Celui-ci l’assura qu’il ne leur était advenu aucun mal, qu’ils avaient été bien nourris et bien soignés, mais que, vu la grande abondance de la récolte et le manque de bêtes de somme, on les avait fait un peu travailler à la rentrée de la moisson.

Kohlhaas jura contre cet acte inoui de barbarie ; cependant, réprimant la vivacité de sa colère, il fit mine de vouloir quitter aussitôt ce repaire de brigands, lorsque le châtelain, attiré par cette conversation, s’approcha, et demanda de quoi il s’agissait.

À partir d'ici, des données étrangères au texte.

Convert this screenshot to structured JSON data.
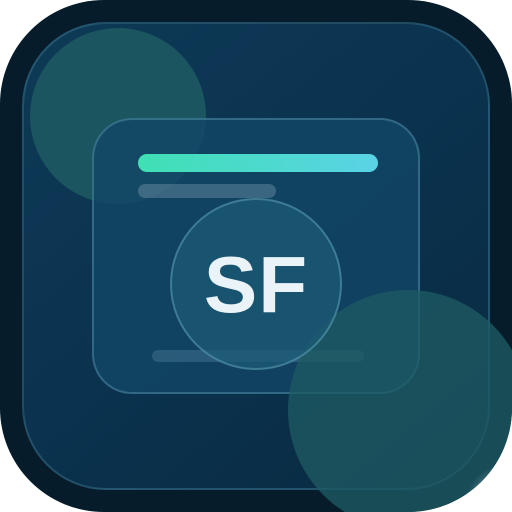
{
  "app_icon": {
    "monogram": "SF",
    "colors": {
      "outer_frame": "#061c2a",
      "panel": "#0d3a56",
      "card": "#124666",
      "accent_gradient_start": "#3fe0b4",
      "accent_gradient_end": "#5ad3e6",
      "blob": "#1e5a63",
      "monogram_text": "#e9f3f8"
    }
  }
}
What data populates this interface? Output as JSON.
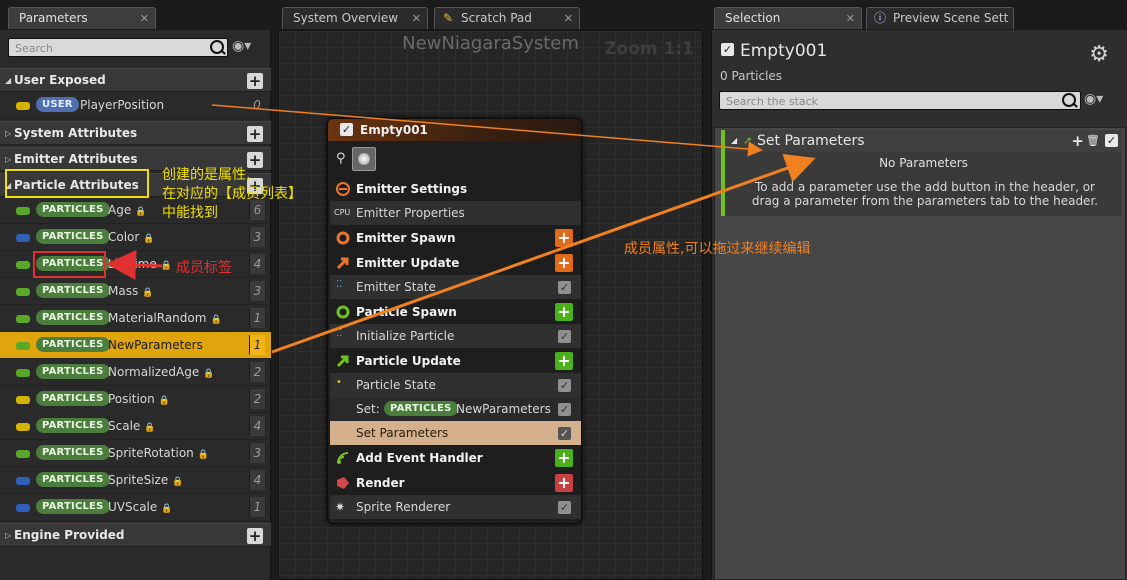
{
  "tabs": {
    "parameters": "Parameters",
    "system_overview": "System Overview",
    "scratch_pad": "Scratch Pad",
    "selection": "Selection",
    "preview": "Preview Scene Sett"
  },
  "left": {
    "search_placeholder": "Search",
    "categories": {
      "user_exposed": "User Exposed",
      "system": "System Attributes",
      "emitter": "Emitter Attributes",
      "particle": "Particle Attributes",
      "engine": "Engine Provided"
    },
    "user_params": [
      {
        "badge": "USER",
        "name": "PlayerPosition",
        "count": "0",
        "pin_color": "#d4b400"
      }
    ],
    "particle_params": [
      {
        "badge": "PARTICLES",
        "name": "Age",
        "count": "6",
        "pin_color": "#5aa82a",
        "locked": true
      },
      {
        "badge": "PARTICLES",
        "name": "Color",
        "count": "3",
        "pin_color": "#2f5fb8",
        "locked": true
      },
      {
        "badge": "PARTICLES",
        "name": "Lifetime",
        "count": "4",
        "pin_color": "#5aa82a",
        "locked": true
      },
      {
        "badge": "PARTICLES",
        "name": "Mass",
        "count": "3",
        "pin_color": "#5aa82a",
        "locked": true
      },
      {
        "badge": "PARTICLES",
        "name": "MaterialRandom",
        "count": "1",
        "pin_color": "#5aa82a",
        "locked": true
      },
      {
        "badge": "PARTICLES",
        "name": "NewParameters",
        "count": "1",
        "pin_color": "#5aa82a",
        "locked": false,
        "selected": true
      },
      {
        "badge": "PARTICLES",
        "name": "NormalizedAge",
        "count": "2",
        "pin_color": "#5aa82a",
        "locked": true
      },
      {
        "badge": "PARTICLES",
        "name": "Position",
        "count": "2",
        "pin_color": "#d4b400",
        "locked": true
      },
      {
        "badge": "PARTICLES",
        "name": "Scale",
        "count": "4",
        "pin_color": "#d4b400",
        "locked": true
      },
      {
        "badge": "PARTICLES",
        "name": "SpriteRotation",
        "count": "3",
        "pin_color": "#5aa82a",
        "locked": true
      },
      {
        "badge": "PARTICLES",
        "name": "SpriteSize",
        "count": "4",
        "pin_color": "#2f5fb8",
        "locked": true
      },
      {
        "badge": "PARTICLES",
        "name": "UVScale",
        "count": "1",
        "pin_color": "#2f5fb8",
        "locked": true
      }
    ]
  },
  "graph": {
    "title": "NewNiagaraSystem",
    "zoom": "Zoom 1:1",
    "node": {
      "name": "Empty001",
      "emitter_settings": "Emitter Settings",
      "emitter_properties": "Emitter Properties",
      "emitter_spawn": "Emitter Spawn",
      "emitter_update": "Emitter Update",
      "emitter_state": "Emitter State",
      "particle_spawn": "Particle Spawn",
      "initialize_particle": "Initialize Particle",
      "particle_update": "Particle Update",
      "particle_state": "Particle State",
      "set_prefix": "Set:",
      "set_badge": "PARTICLES",
      "set_name": "NewParameters",
      "set_parameters": "Set Parameters",
      "add_event_handler": "Add Event Handler",
      "render": "Render",
      "sprite_renderer": "Sprite Renderer",
      "cpu_label": "CPU"
    }
  },
  "right": {
    "title": "Empty001",
    "particles": "0 Particles",
    "search_placeholder": "Search the stack",
    "module_title": "Set Parameters",
    "no_params": "No Parameters",
    "hint": "To add a parameter use the add button in the header, or drag a parameter from the parameters tab to the header."
  },
  "annotations": {
    "created_note": "创建的是属性,\n在对应的【成员列表】\n中能找到",
    "member_tag": "成员标签",
    "member_attr": "成员属性,可以拖过来继续编辑",
    "colors": {
      "yellow": "#f0e000",
      "red": "#e03030",
      "orange": "#f08020"
    }
  }
}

« De quoi il s’agit ! repartit Kohlhaas vivement ; qui est-ce qui a permis au gentilhomme de Tronka et à ses gens de se servir de mes chevaux pour les travaux de la terre ? Y a-t-il de la justice à les avoir réduits en cet état, ajouta-t-il, en donnant un coup de fouet aux bêtes, qui furent trop faibles pour se lever.

— Voyez donc ce manant, répondit le châtelain en le regardant avec hauteur : comme s’il ne devrait pas plutôt remercier le ciel de ce que ses rosses vivent encore, de ce que l’on a bien voulu en prendre soin depuis que son domestique est parti, et leur fournir une partie de la paille qu’elles ont aidé à recueillir. » Puis il jura que s’il répliquait un seul mot, il appellerait les chiens qui le forceraient bien à le laisser en repos.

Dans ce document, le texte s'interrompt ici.